Если эта гипотеза является правильной, то остающуюся воду можно свести к минимуму путем оптимизации физических параметров, таких как время сушки, температура, вакуум, и т.д., как перечислено выше, но в то же самые другие параметры агента, связывающего ФВ, будут оставаться постоянными. Другим подходом является модификация композиции, но вновь, в то же самое время другие параметры агента, связывающего ФВ, должны оставаться постоянными. Кроме того, можно применять регуляцию параметров физической лиофилизации в комбинации с модификацией композиции. If this hypothesis is correct, then remaining water can be minimized by optimizing physical parameters such as drying time, temperature, vacuum, etc. as listed above, but at the same time other parameters of the VW binder will stay constant.

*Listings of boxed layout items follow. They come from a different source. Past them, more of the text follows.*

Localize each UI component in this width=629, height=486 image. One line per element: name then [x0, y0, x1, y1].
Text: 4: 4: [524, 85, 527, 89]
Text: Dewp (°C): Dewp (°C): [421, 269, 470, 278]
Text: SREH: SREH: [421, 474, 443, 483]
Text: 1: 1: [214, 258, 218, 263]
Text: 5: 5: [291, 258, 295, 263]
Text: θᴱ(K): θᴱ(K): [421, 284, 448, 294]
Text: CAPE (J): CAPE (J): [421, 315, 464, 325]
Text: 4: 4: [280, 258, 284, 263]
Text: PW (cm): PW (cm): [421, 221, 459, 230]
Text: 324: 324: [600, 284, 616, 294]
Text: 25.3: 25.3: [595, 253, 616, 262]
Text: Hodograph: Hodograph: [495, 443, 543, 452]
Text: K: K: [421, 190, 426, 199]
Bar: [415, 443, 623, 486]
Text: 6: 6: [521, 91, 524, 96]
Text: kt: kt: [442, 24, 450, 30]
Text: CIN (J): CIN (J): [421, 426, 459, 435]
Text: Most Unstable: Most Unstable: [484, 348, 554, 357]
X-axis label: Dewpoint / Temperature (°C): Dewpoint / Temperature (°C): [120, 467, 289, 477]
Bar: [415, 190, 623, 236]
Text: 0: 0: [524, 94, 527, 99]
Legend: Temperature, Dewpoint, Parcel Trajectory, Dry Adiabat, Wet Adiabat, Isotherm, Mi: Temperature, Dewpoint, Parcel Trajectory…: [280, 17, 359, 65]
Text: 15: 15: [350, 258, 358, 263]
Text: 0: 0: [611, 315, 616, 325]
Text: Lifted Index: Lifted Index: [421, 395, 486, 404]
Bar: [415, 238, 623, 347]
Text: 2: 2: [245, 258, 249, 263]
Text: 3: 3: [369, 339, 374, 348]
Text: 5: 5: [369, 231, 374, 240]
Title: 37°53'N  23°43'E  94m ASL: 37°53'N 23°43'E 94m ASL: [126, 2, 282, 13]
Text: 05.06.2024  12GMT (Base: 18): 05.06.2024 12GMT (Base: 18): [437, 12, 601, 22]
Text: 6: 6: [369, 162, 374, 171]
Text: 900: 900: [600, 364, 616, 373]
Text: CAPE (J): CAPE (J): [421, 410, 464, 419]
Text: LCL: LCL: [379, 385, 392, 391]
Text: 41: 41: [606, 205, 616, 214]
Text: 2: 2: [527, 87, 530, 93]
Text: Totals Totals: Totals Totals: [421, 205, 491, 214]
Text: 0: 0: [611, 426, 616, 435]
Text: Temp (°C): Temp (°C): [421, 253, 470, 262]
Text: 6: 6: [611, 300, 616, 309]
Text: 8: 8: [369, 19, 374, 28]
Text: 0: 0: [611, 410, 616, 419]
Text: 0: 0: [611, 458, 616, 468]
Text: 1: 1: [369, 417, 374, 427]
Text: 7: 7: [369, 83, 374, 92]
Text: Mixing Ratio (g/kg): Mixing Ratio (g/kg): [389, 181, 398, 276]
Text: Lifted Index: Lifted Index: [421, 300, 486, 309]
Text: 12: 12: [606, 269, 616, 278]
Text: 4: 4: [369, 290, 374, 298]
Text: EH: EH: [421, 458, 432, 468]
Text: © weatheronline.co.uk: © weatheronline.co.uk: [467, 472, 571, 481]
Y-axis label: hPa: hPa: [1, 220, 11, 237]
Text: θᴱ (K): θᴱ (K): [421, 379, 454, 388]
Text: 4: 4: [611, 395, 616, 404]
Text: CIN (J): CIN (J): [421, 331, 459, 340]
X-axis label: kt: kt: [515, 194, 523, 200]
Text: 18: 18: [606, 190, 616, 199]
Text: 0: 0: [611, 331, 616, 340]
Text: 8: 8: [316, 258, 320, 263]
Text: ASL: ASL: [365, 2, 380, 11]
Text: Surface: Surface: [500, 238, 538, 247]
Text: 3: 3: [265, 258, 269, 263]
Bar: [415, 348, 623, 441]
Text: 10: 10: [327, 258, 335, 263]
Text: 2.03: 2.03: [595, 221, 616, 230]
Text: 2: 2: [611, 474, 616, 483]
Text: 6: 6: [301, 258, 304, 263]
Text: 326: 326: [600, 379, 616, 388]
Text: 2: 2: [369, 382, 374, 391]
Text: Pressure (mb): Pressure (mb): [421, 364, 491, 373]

Another approach is to modify the composition, but again, at the same time, other parameters of the VWF binding agent must remain constant. In addition, adjustment of physical lyophilization parameters in combination with composition modification can be used.

7.9.1. Оптимизированные параметры лиофилизации7.9.1. Optimized lyophilization parameters

Оптимизация физических параметров лиофилизации, включая (i) время сушки, (ii) температуры различных этапов, (iii) вакуум, и комбинацию (i) - (iii), не является удовлетворительной, т.е. отсутствует или является неадекватным влияние на остаточное содержание влаги или влияние на параметры агентов, связывающих ФВ.The optimization of the physical parameters of lyophilization, including (i) drying time, (ii) temperatures of the various stages, (iii) vacuum, and combination (i) - (iii), is not satisfactory, i.e. there is no or inadequate influence on the residual moisture content or influence on the parameters of agents that bind VWF.

7.9.2. Оптимизация композиции для лиофилизации7.9.2. Composition optimization for lyophilization

Влияние содержания влаги на химическую стабильность лиофилизированного продукта исследовали путем регуляции концентраций цитратного буфера и вспомогательного вещества сахарозы. Кроме того, исследовали время вторичной сушки во время программы лиофилизации.The effect of moisture content on the chemical stability of the lyophilized product was investigated by adjusting the concentrations of citrate buffer and sucrose excipient. In addition, the secondary drying time during the lyophilization program was examined.

7.10. Влияние содержания влаги на стабильность лиофилизированного продукта7.10. Effect of Moisture Content on the Stability of a Freeze-Dried Product

Три различные изотоничные композиции ALX-0081 с различными концентрациями цитрата и сахарозы (все три при рН 6,5) подвергали двум различным программам лиофилизации: с одной стороны, стандартному 65 часовому режиму, а с другой стороны, укороченному 37 часовом режиму. Обзор тестированных композиций приведен в таблице 9. На фигуре 7 показаны флаконы, полученные после лиофилизации. Лиофилизация приводила к получению хорошего лиофилизата для всех композиций.Three different isotonic formulations of ALX-0081 with different concentrations of citrate and sucrose (all three at pH 6.5) were subjected to two different lyophilization programs: on the one hand, the standard 65 hour regimen, and on the other hand, a shortened 37 hour regimen. An overview of the compositions tested is shown in Table 9. Figure 7 shows the vials obtained after lyophilization. Lyophilization resulted in a good lyophilisate for all formulations.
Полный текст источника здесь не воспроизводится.